Fecondazione in vitro, 8 milioni i bambini nati negli ultimi 40 anni

VEB

A tantissimi il suo nome non dirà nulla, eppure la sua nascita è legata imprescindibilmente ad uno dei progressi più importanti e rivoluzionari della scienza medica, e questo le garantirà per sempre un posto nella storia della medicina moderna.

Eppure non è un luminare né un esperto di fama mondiale: Louise Brown è “semplicemente” il primo neonato concepito attraverso la fecondazione artificiale.

In una stanza dell’ospedale di Oldham, nel Nord dell’Inghilterra, nasce il 25 luglio 1978 Louise Brown, la prima bambina concepita in provetta.

Il video di quell’evento è passato alla storia: la paziente viene preparata, il chirurgo incide il suo ventre e ne estrae la piccola Louise. Quando le viene reciso il cordone, la bambina spalanca la bocca, respira profondamente ed emette il primo potente vagito.

Ci vollero però oltre un decennio di sperimentazioni per arrivare all’ambito traguardo: era infatti il 1968 quando il medico e ricercatore dell’Università di Cambridge Robert Edwards riuscì per la prima volta a fecondare un ovulo umano al di fuori del corpo di una donna, unendolo a uno spermatozoo in provetta. Nel 1965 entrò a far parte del la Società eugenetica britannica che gli permise di portare avanti le sue teorie e dopo tre anni cominciò a collaborare con il ginecologo Patrick Steptoe. Fu sicuramente un incontro importante che gettò nuove basi alla cura dell’infertilità.

Nel 1977 la coppia Lesley e John Brown dopo nove anni di infruttuosi tentativi cercando una gravidanza, si presentarono nello studio del dottor Steptoe allora ginecologo nell’Oldham.

La donna accettò subito l’inseminazione in vitro che le fu proposta: la gravidanza procedé bene fino alla 34sima settimana quando Lesley fu ricoverata. Il peso del feto era indietro rispetto all’epoca gestazionale e la pressione arteriosa della donna aveva raggiunto livelli elevati.

Per fortuna tutto si concluse come sappiamo: alle 23,30 del 25 luglio 1978 Lesley entrò in sala operatoria.
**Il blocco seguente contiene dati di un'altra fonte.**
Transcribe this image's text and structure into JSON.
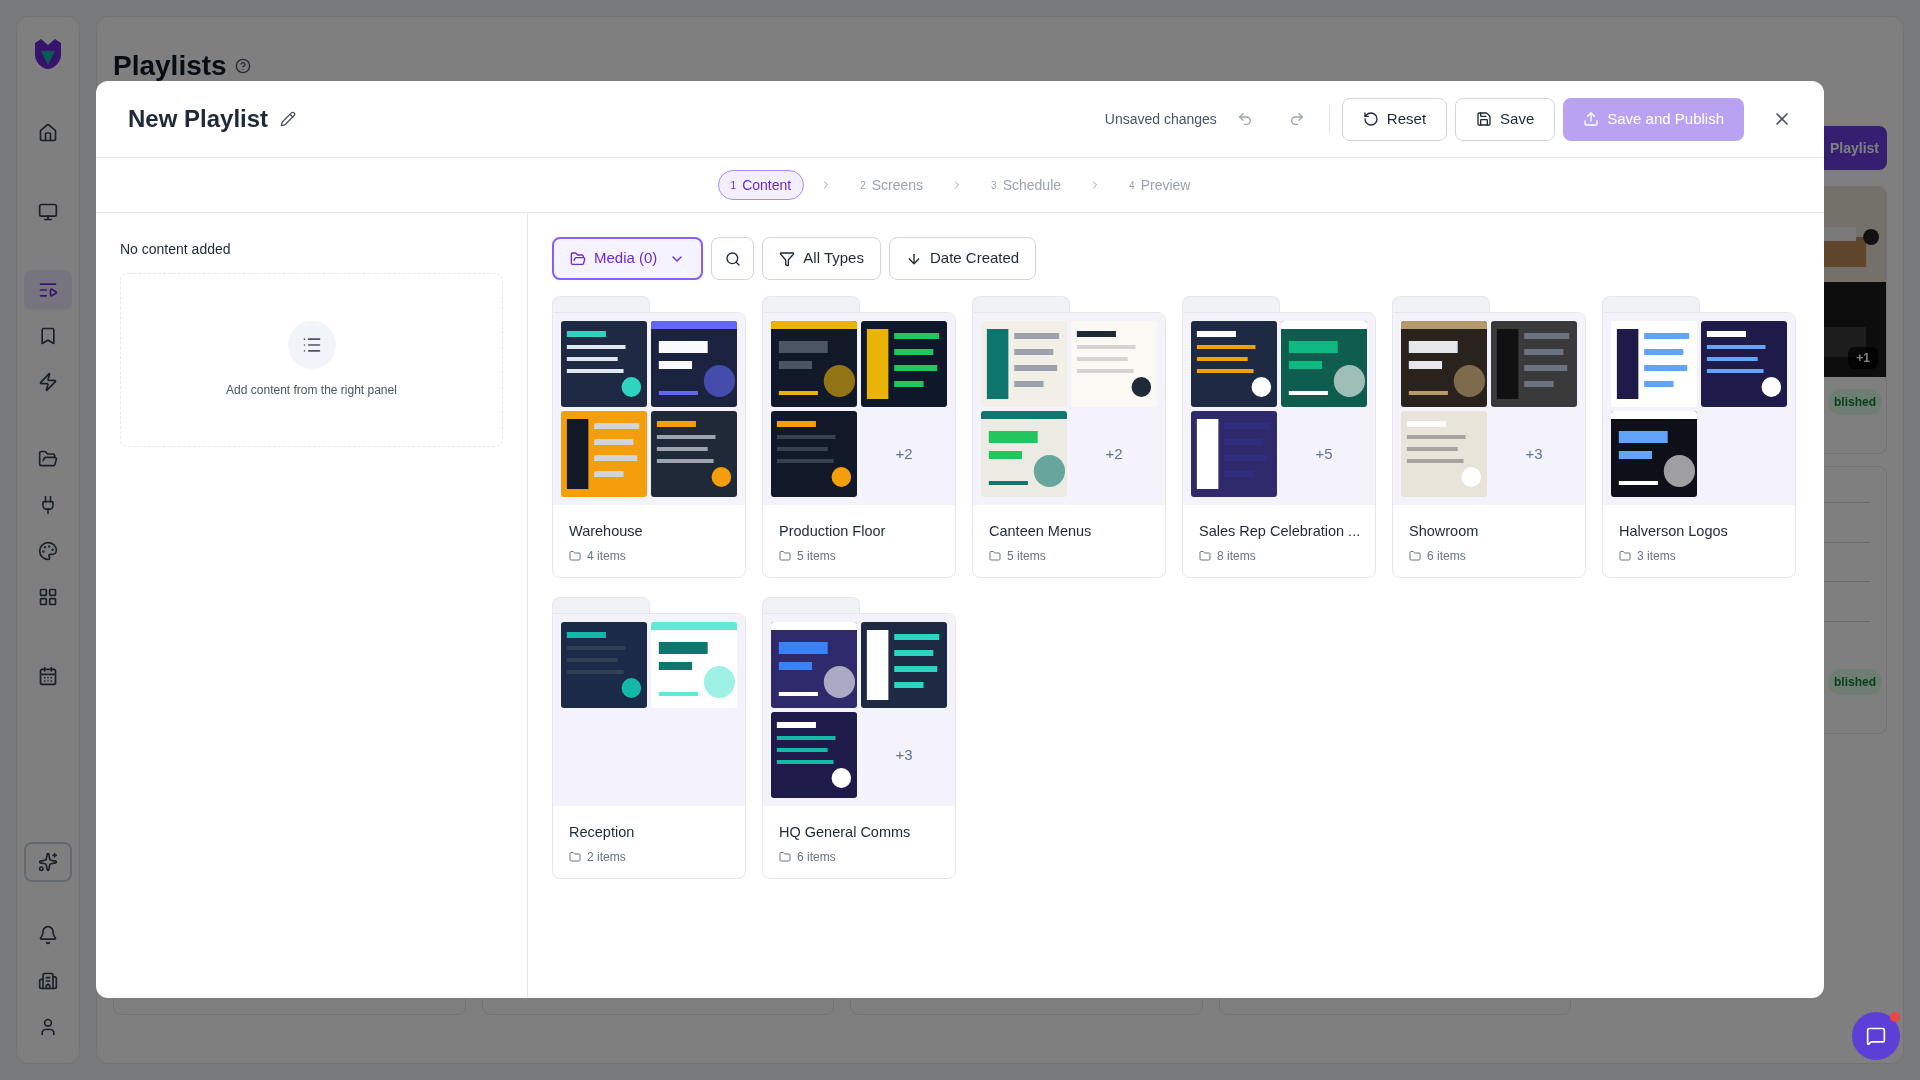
{
  "sidebar": {
    "items": [
      {
        "selected": false
      },
      {
        "selected": false
      },
      {
        "selected": true
      },
      {
        "selected": false
      },
      {
        "selected": false
      },
      {
        "selected": false
      },
      {
        "selected": false
      },
      {
        "selected": false
      },
      {
        "selected": false
      },
      {
        "selected": false
      },
      {
        "selected": false
      },
      {
        "selected": false
      },
      {
        "selected": false
      },
      {
        "selected": false
      }
    ]
  },
  "page": {
    "title": "Playlists",
    "new_button": "Playlist",
    "background_cards": [
      {
        "more": "+1",
        "badge": "blished"
      },
      {
        "badge": "blished"
      }
    ]
  },
  "modal": {
    "title": "New Playlist",
    "status": "Unsaved changes",
    "buttons": {
      "reset": "Reset",
      "save": "Save",
      "publish": {
        "label": "Save and Publish",
        "disabled": true
      }
    },
    "steps": [
      {
        "number": "1",
        "label": "Content",
        "selected": true
      },
      {
        "number": "2",
        "label": "Screens",
        "selected": false
      },
      {
        "number": "3",
        "label": "Schedule",
        "selected": false
      },
      {
        "number": "4",
        "label": "Preview",
        "selected": false
      }
    ],
    "left_panel": {
      "heading": "No content added",
      "empty_hint": "Add content from the right panel"
    },
    "toolbar": {
      "media": "Media (0)",
      "type_filter": "All Types",
      "sort": "Date Created"
    },
    "folders": [
      {
        "name": "Warehouse",
        "count": "4 items"
      },
      {
        "name": "Production Floor",
        "count": "5 items",
        "more": "+2"
      },
      {
        "name": "Canteen Menus",
        "count": "5 items",
        "more": "+2"
      },
      {
        "name": "Sales Rep Celebration ...",
        "count": "8 items",
        "more": "+5"
      },
      {
        "name": "Showroom",
        "count": "6 items",
        "more": "+3"
      },
      {
        "name": "Halverson Logos",
        "count": "3 items"
      },
      {
        "name": "Reception",
        "count": "2 items"
      },
      {
        "name": "HQ General Comms",
        "count": "6 items",
        "more": "+3"
      }
    ]
  }
}
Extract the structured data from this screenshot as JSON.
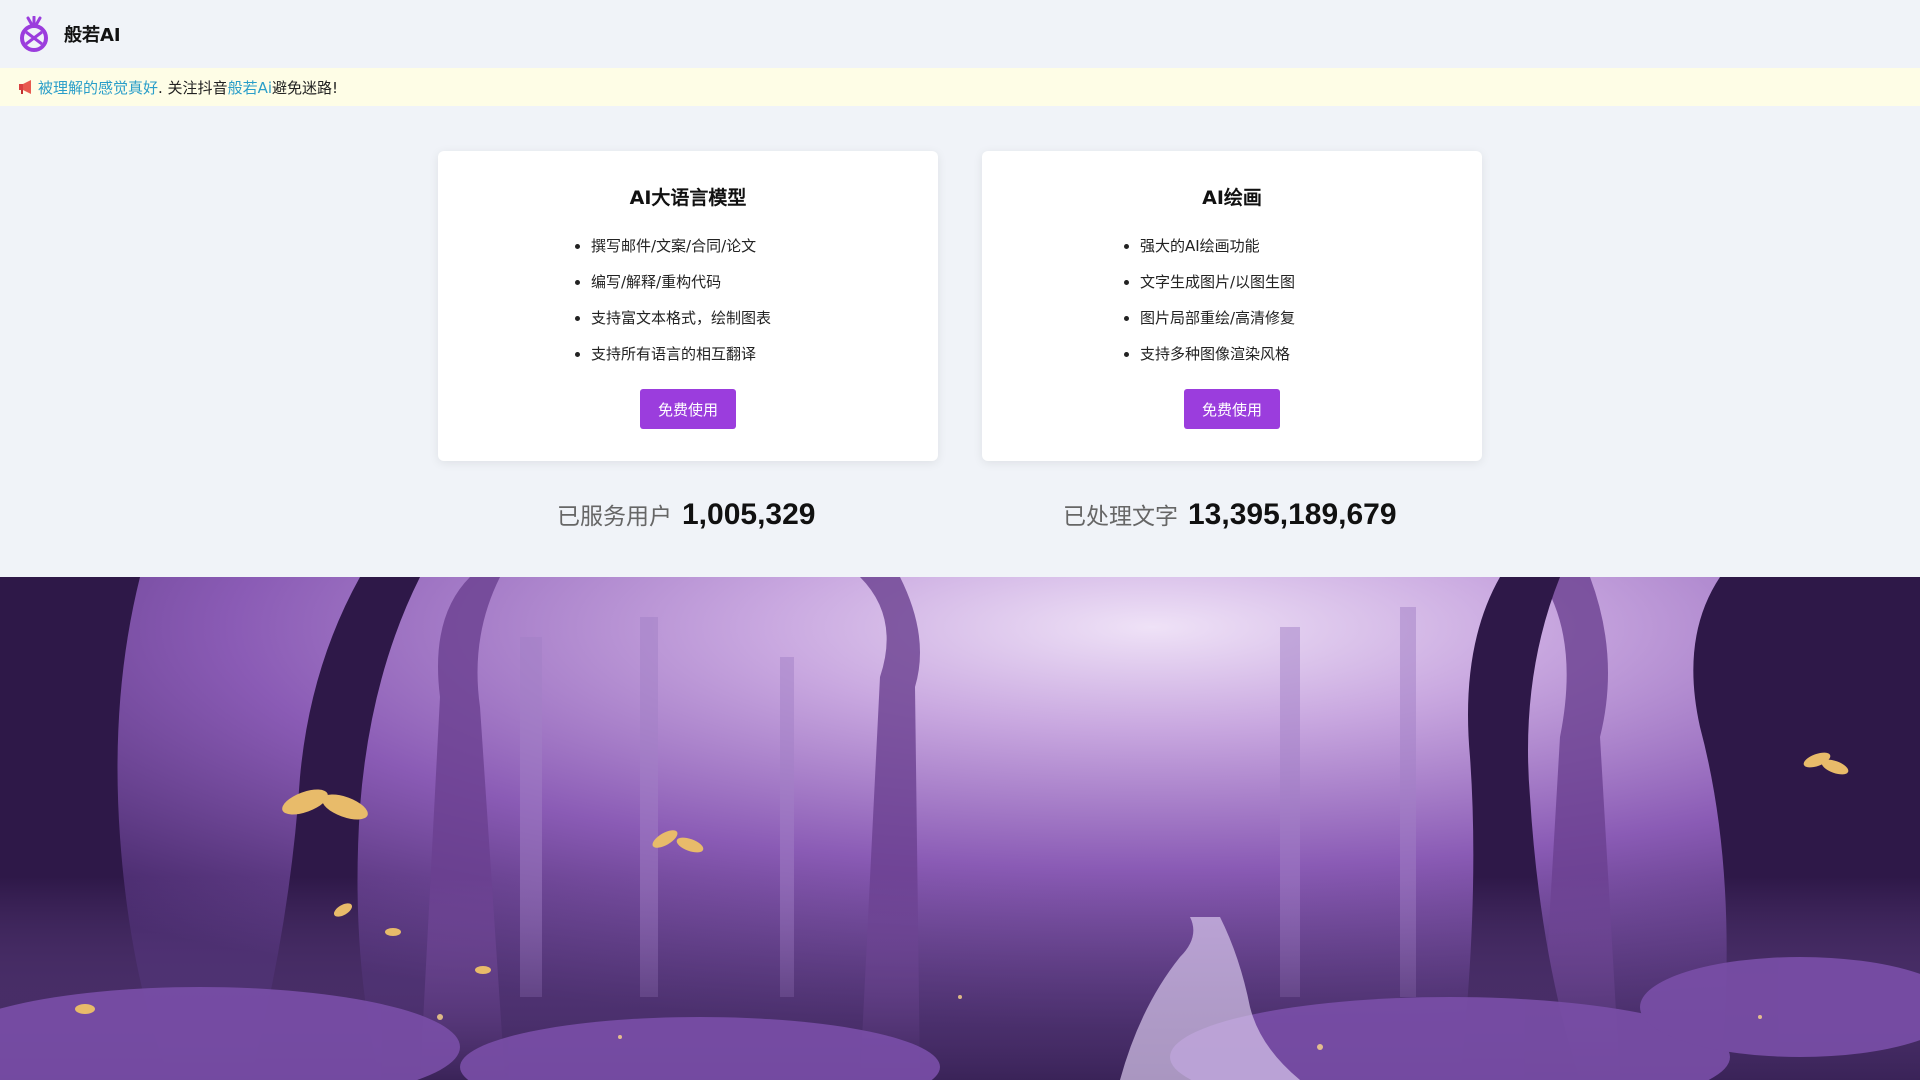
{
  "header": {
    "brand": "般若AI",
    "logo_icon": "pineapple-logo-icon"
  },
  "notice": {
    "icon": "megaphone-icon",
    "link1": "被理解的感觉真好",
    "sep": ". 关注抖音",
    "link2": "般若Ai",
    "tail": "避免迷路!"
  },
  "cards": [
    {
      "title": "AI大语言模型",
      "items": [
        "撰写邮件/文案/合同/论文",
        "编写/解释/重构代码",
        "支持富文本格式，绘制图表",
        "支持所有语言的相互翻译"
      ],
      "button": "免费使用"
    },
    {
      "title": "AI绘画",
      "items": [
        "强大的AI绘画功能",
        "文字生成图片/以图生图",
        "图片局部重绘/高清修复",
        "支持多种图像渲染风格"
      ],
      "button": "免费使用"
    }
  ],
  "stats": [
    {
      "label": "已服务用户",
      "value": "1,005,329"
    },
    {
      "label": "已处理文字",
      "value": "13,395,189,679"
    }
  ],
  "colors": {
    "accent": "#9b3ddd",
    "link": "#2a9ec9",
    "notice_bg": "#fefde6",
    "page_bg": "#f0f3f8"
  },
  "hero": {
    "image": "purple-forest-with-butterflies"
  }
}
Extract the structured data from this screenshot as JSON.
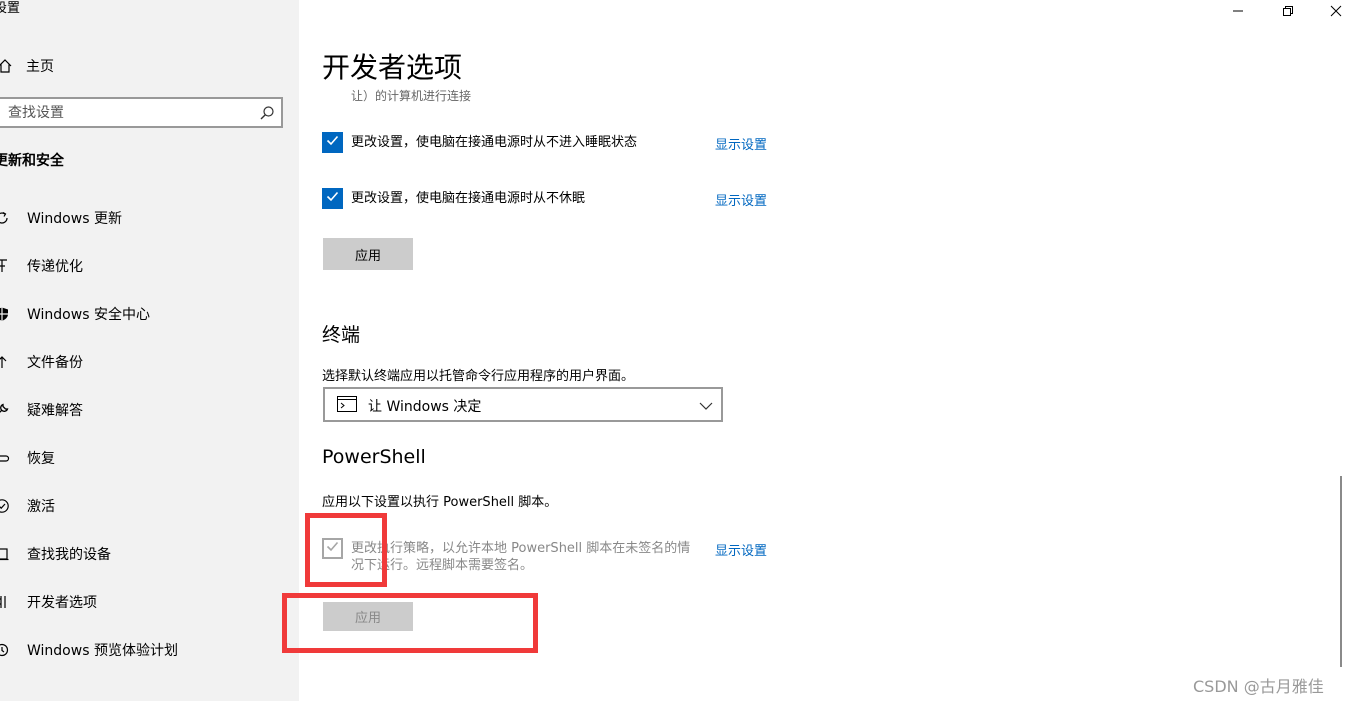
{
  "window": {
    "app_title": "设置"
  },
  "sidebar": {
    "home_label": "主页",
    "search_placeholder": "查找设置",
    "section_title": "更新和安全",
    "items": [
      {
        "label": "Windows 更新",
        "icon": "sync-icon"
      },
      {
        "label": "传递优化",
        "icon": "delivery-optimization-icon"
      },
      {
        "label": "Windows 安全中心",
        "icon": "shield-icon"
      },
      {
        "label": "文件备份",
        "icon": "backup-arrow-icon"
      },
      {
        "label": "疑难解答",
        "icon": "wrench-icon"
      },
      {
        "label": "恢复",
        "icon": "recovery-icon"
      },
      {
        "label": "激活",
        "icon": "check-circle-icon"
      },
      {
        "label": "查找我的设备",
        "icon": "find-device-icon"
      },
      {
        "label": "开发者选项",
        "icon": "developer-tools-icon"
      },
      {
        "label": "Windows 预览体验计划",
        "icon": "insider-icon"
      }
    ]
  },
  "main": {
    "page_title": "开发者选项",
    "truncated_text": "让）的计算机进行连接",
    "remote_options": [
      {
        "label": "更改设置，使电脑在接通电源时从不进入睡眠状态",
        "link": "显示设置",
        "checked": true
      },
      {
        "label": "更改设置，使电脑在接通电源时从不休眠",
        "link": "显示设置",
        "checked": true
      }
    ],
    "apply_label": "应用",
    "terminal": {
      "heading": "终端",
      "description": "选择默认终端应用以托管命令行应用程序的用户界面。",
      "selected_value": "让 Windows 决定"
    },
    "powershell": {
      "heading": "PowerShell",
      "description": "应用以下设置以执行 PowerShell 脚本。",
      "option_label": "更改执行策略，以允许本地 PowerShell 脚本在未签名的情况下运行。远程脚本需要签名。",
      "option_checked": true,
      "option_disabled": true,
      "link": "显示设置",
      "apply_label": "应用"
    }
  },
  "colors": {
    "accent": "#0067c0",
    "annotation": "#f03a3a",
    "sidebar_bg": "#f2f2f2"
  },
  "watermark": "CSDN @古月雅佳"
}
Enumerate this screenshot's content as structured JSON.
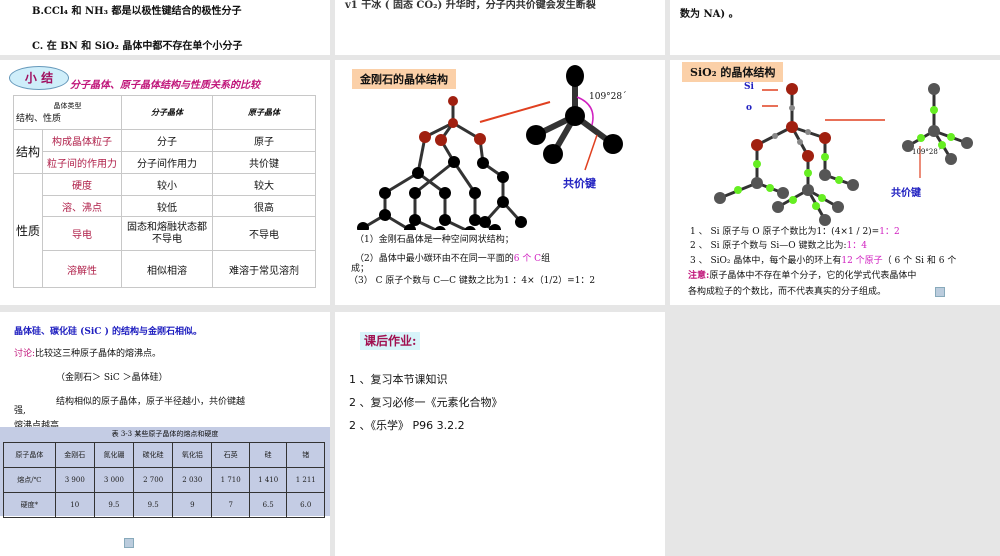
{
  "slide_q1": {
    "line_b": "B.CCl₄ 和 NH₃ 都是以极性键结合的极性分子",
    "line_c": "C. 在 BN 和 SiO₂ 晶体中都不存在单个小分子"
  },
  "slide_q2": {
    "line": "v1 干冰 ( 固态 CO₂) 升华时，分子内共价键会发生断裂"
  },
  "slide_q3": {
    "line": "数为 NA) 。"
  },
  "summary": {
    "badge": "小 结",
    "title": "分子晶体、原子晶体结构与性质关系的比较",
    "header": {
      "diag_top": "晶体类型",
      "diag_bottom": "结构、性质",
      "col1": "分子晶体",
      "col2": "原子晶体"
    },
    "group_structure": "结构",
    "group_property": "性质",
    "rows": [
      {
        "label": "构成晶体粒子",
        "mol": "分子",
        "atom": "原子"
      },
      {
        "label": "粒子间的作用力",
        "mol": "分子间作用力",
        "atom": "共价键"
      },
      {
        "label": "硬度",
        "mol": "较小",
        "atom": "较大"
      },
      {
        "label": "溶、沸点",
        "mol": "较低",
        "atom": "很高"
      },
      {
        "label": "导电",
        "mol": "固态和熔融状态都不导电",
        "atom": "不导电"
      },
      {
        "label": "溶解性",
        "mol": "相似相溶",
        "atom": "难溶于常见溶剂"
      }
    ]
  },
  "diamond": {
    "title": "金刚石的晶体结构",
    "angle": "109°28´",
    "bond_label": "共价键",
    "p1": "（1）金刚石晶体是一种空间网状结构；",
    "p2a": "（2）晶体中最小碳环由不在同一平面的",
    "p2b": "6 个 C",
    "p2c": "组",
    "p2d": "成；",
    "p3": "（3） C 原子个数与 C—C 键数之比为1 ：4×（1/2）=1：2"
  },
  "sio2": {
    "title": "SiO₂ 的晶体结构",
    "si": "Si",
    "o": "o",
    "angle": "109°28´",
    "bond_label": "共价键",
    "p1a": "1 、 Si 原子与 O 原子个数比为1：(4×1 / 2)=",
    "p1b": "1：2",
    "p2a": "2 、 Si 原子个数与 Si—O 键数之比为:",
    "p2b": "1：4",
    "p3a": "3 、 SiO₂ 晶体中，每个最小的环上有",
    "p3b": "12 个原子",
    "p3c": "（ 6 个 Si 和 6 个",
    "note_label": "注意:",
    "note1": "原子晶体中不存在单个分子，它的化学式代表晶体中",
    "note2": "各构成粒子的个数比，而不代表真实的分子组成。"
  },
  "similar": {
    "l1": "晶体硅、碳化硅 (SiC ) 的结构与金刚石相似。",
    "disc_label": "讨论:",
    "disc": "比较这三种原子晶体的熔沸点。",
    "order": "（金刚石＞  SiC ＞晶体硅）",
    "l3": "结构相似的原子晶体，原子半径越小，共价键越",
    "l3b": "强,",
    "l4": "熔沸点越高",
    "table_caption": "表 3-3  某些原子晶体的熔点和硬度",
    "table": [
      [
        "原子晶体",
        "金刚石",
        "氮化硼",
        "碳化硅",
        "氧化铝",
        "石英",
        "硅",
        "锗"
      ],
      [
        "熔点/℃",
        "3 900",
        "3 000",
        "2 700",
        "2 030",
        "1 710",
        "1 410",
        "1 211"
      ],
      [
        "硬度*",
        "10",
        "9.5",
        "9.5",
        "9",
        "7",
        "6.5",
        "6.0"
      ]
    ]
  },
  "homework": {
    "title": "课后作业:",
    "items": [
      "1 、复习本节课知识",
      "2 、复习必修一《元素化合物》",
      "2 、《乐学》 P96      3.2.2"
    ]
  }
}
Alle 23.47 il primo vagita di Louise riempì la sala operatoria. Una bambina perfetta.

Soprattutto negli anni successivi, le ricerche di Edwards e del ginecologo Steptoe scatenarono numerose polemiche, in seno alla comunità scientifica e alla chiesa cristiana, ma oggi è proprio per merito di quelle ricerche che milioni di bambini sono riusciti a vedere la luce.

Nello specifico, sono oltre 8 milioni nel mondo i bimbi che hanno visto la luce grazie alla fecondazione medicalmente assistita.

Questo il dato aggiornato presentato durante il 34esimo congresso della Società europea di riproduzione umana ed embriologia a Barcellona. La stima “evidenzia un forte aumento della tecnica della fecondazione in vitro per il trattamento dell’infertilità”.

Oltre mezzo milione di bambini nascano ogni anno da queste tecniche come risultato di più di due milioni di cicli di trattamenti effettuati.

In Europa il paese che ne effettua di più è la Spagna dove nel solo 2015 sono stati effettuati ben 119875 cicli, segue la Russia e dietro Germania e Francia.

Nello stesso anno in tutto il mondo sono stati effettuati 800mila cicli di pma e sono oltre 150mila i bambini nati dalla fecondazione assistita.

In Italia si parla di un fenomeno “considerevolmente minore”.

Christian de Geyter, presidente dell’Ivf Monitoring Consortium dell’Eshre ha fatto quindi notare come la disponibilità dei trattamenti di riproduzione assistita rimanga molto frammentaria in Europa: uno studio ha calcolato che la necessità globale di trattamenti avanzati per la fertilità è di circa 1.500 cicli per milione di abitanti l’anno.

In Italia, la procreazione medicalmente assistita è regolamentata dalla legge 40 del 2004, mentre la fecondazione assistita eterologa è diventata legale solo nel 2014 grazie alla sentenza della Corte Costituzionale che ha dichiarato illegittimo il divieto all’eterologa nei casi di infertilità assoluta.